Download Streamable Neural Audio Synthesis with Non-Causal Convolutions
Deep learning models are mostly used in an offline inference fashion. However, this strongly limits the use of these models inside audio generation setups, as most creative workflows are based on real-time digital signal processing. Although approaches based on recurrent networks can be naturally adapted to this buffer-based computation, the use of convolutions still poses some serious challenges. To tackle this issue, the use of causal streaming convolutions have been proposed. However, this requires specific complexified training and can impact the resulting audio quality. In this paper, we introduce a new method allowing to produce non-causal streaming models.

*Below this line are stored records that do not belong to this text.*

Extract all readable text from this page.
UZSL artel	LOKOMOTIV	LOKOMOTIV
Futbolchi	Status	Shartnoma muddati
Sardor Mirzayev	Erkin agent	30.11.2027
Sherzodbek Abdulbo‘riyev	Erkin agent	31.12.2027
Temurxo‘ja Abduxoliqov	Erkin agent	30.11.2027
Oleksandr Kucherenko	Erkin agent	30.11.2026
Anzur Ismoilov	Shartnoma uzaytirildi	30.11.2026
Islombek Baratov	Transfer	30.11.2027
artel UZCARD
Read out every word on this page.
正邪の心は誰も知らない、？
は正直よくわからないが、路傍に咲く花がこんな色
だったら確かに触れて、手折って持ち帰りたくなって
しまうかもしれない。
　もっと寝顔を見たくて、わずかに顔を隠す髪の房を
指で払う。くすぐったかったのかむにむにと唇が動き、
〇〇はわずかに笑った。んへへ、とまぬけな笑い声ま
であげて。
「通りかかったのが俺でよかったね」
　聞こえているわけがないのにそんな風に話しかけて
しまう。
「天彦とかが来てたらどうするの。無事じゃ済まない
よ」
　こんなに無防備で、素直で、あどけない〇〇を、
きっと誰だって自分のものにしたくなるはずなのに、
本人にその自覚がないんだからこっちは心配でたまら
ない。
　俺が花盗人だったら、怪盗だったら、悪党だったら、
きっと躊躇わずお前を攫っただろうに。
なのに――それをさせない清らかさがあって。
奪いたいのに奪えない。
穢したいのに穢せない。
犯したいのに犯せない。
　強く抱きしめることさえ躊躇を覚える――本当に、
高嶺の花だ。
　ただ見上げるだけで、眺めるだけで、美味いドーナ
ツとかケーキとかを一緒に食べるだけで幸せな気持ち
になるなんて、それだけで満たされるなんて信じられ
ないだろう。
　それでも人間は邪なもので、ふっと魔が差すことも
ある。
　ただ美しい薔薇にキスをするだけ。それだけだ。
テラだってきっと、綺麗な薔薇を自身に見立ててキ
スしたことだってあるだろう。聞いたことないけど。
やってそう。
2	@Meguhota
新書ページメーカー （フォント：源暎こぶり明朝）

This allows to make any convolutional model compatible with real-time buffer-based processing. As our method is based on a post-training reconfiguration of the model, we show that it is able to transform models trained without causal constraints into streaming models. We apply our method on the recent RAVE model as a case study. This model provides high-quality real-time audio synthesis on a wide range of signals and thus is an ideal candidate to evaluate our method. It should be noted that our method is not restricted to RAVE, and can be straightforwardly applied to any convolutional network. We test our approach on multiple music and speech datasets and show that it is faster than overlap-add methods, while having no impact on the generation quality. Finally, we introduce two open-source implementation of our work as Max/MSP and PureData externals, and as a VST audio plugin. This allows to endow traditional digital audio workstations with real-time neural audio synthesis.